I found a snippet in my Gists archive which might work for you - unfortunately it's not my code and I don't have the original source for it but in short this concept is using CV2 morphological transformations to first remove horizontal lines using horizontal kernel and later fill in missing pixels with a smaller vertical kernel.
You can try playing around with different kernels and parameters to see if you can get it to work better for your specific case. I would suggest to start with just removing horizontal lines and checking how Pyteseract handles it without any additional postprocessing. Notice that when we're filling in the missing pixels - some of the other texts become less readable.
import cv2
image = cv2.imread('./dumpster/dVbYd.jpg')

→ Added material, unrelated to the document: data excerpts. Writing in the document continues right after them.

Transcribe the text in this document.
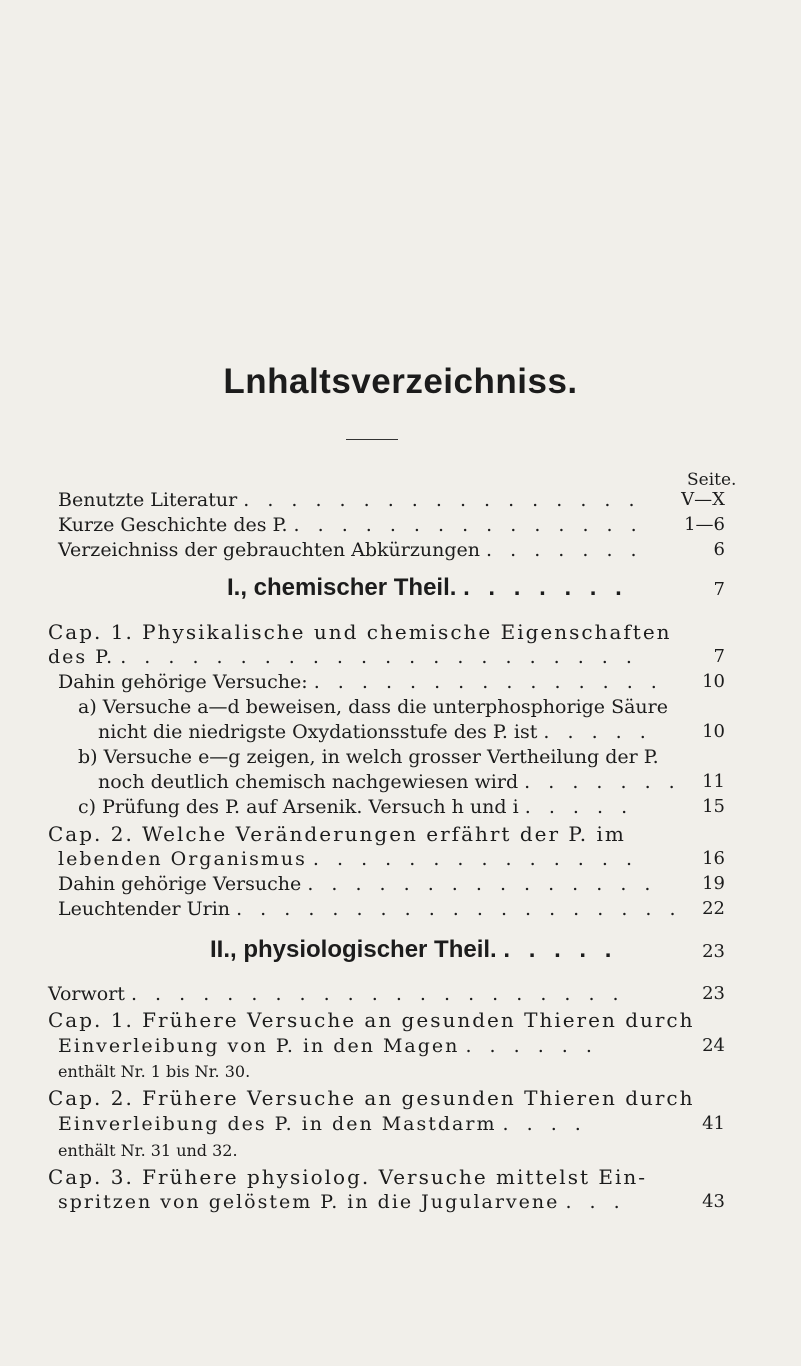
Lnhaltsverzeichniss.
Seite.
Benutzte Literatur . . . . . . . . . . . . . . . . .	V—X
Kurze Geschichte des P. . . . . . . . . . . . . . . .	1—6
Verzeichniss der gebrauchten Abkürzungen . . . . . . .	6
I., chemischer Theil. . . . . . . .	7
Cap. 1. Physikalische und chemische Eigenschaften
des P. . . . . . . . . . . . . . . . . . . . . . .	7
Dahin gehörige Versuche: . . . . . . . . . . . . . . .	10
a) Versuche a—d beweisen, dass die unterphosphorige Säure
nicht die niedrigste Oxydationsstufe des P. ist . . . . .	10
b) Versuche e—g zeigen, in welch grosser Vertheilung der P.
noch deutlich chemisch nachgewiesen wird . . . . . . .	11
c) Prüfung des P. auf Arsenik. Versuch h und i . . . . .	15
Cap. 2. Welche Veränderungen erfährt der P. im
lebenden Organismus . . . . . . . . . . . . . .	16
Dahin gehörige Versuche . . . . . . . . . . . . . . .	19
Leuchtender Urin . . . . . . . . . . . . . . . . . . .	22
II., physiologischer Theil. . . . . .	23
Vorwort . . . . . . . . . . . . . . . . . . . . .	23
Cap. 1. Frühere Versuche an gesunden Thieren durch
Einverleibung von P. in den Magen . . . . . .	24
enthält Nr. 1 bis Nr. 30.
Cap. 2. Frühere Versuche an gesunden Thieren durch
Einverleibung des P. in den Mastdarm . . . .	41
enthält Nr. 31 und 32.
Cap. 3. Frühere physiolog. Versuche mittelst Ein-
spritzen von gelöstem P. in die Jugularvene . . .	43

gray = cv2.cvtColor(image,cv2.COLOR_BGR2GRAY)
thresh = cv2.threshold(gray, 0, 255, cv2.THRESH_BINARY_INV + cv2.THRESH_OTSU)[1]
# Remove lines using horizontal kernal
horizontal_kernel = cv2.getStructuringElement(cv2.MORPH_RECT, (25,1))
detected_lines = cv2.morphologyEx(thresh, cv2.MORPH_OPEN, horizontal_kernel, iterations=2)
cnts = cv2.findContours(detected_lines, cv2.RETR_EXTERNAL, cv2.CHAIN_APPROX_SIMPLE)
cnts = cnts[0] if len(cnts) == 2 else cnts[1]
for c in cnts:
cv2.drawContours(image, [c], -1, (255,255,255), 2)
# Repair image using smaller vertical kernel
repair_kernel = cv2.getStructuringElement(cv2.MORPH_RECT, (3, 6))
result = 255 - cv2.morphologyEx(255 - image, cv2.MORPH_CLOSE, repair_kernel, iterations=1)
plt.figure(figsize=(15,10))
plt.imshow(gray, cmap='gray')
plt.show()
plt.figure(figsize=(15,10))
plt.imshow(image)
plt.show()
plt.figure(figsize=(15,10))
plt.imshow(result)
plt.show()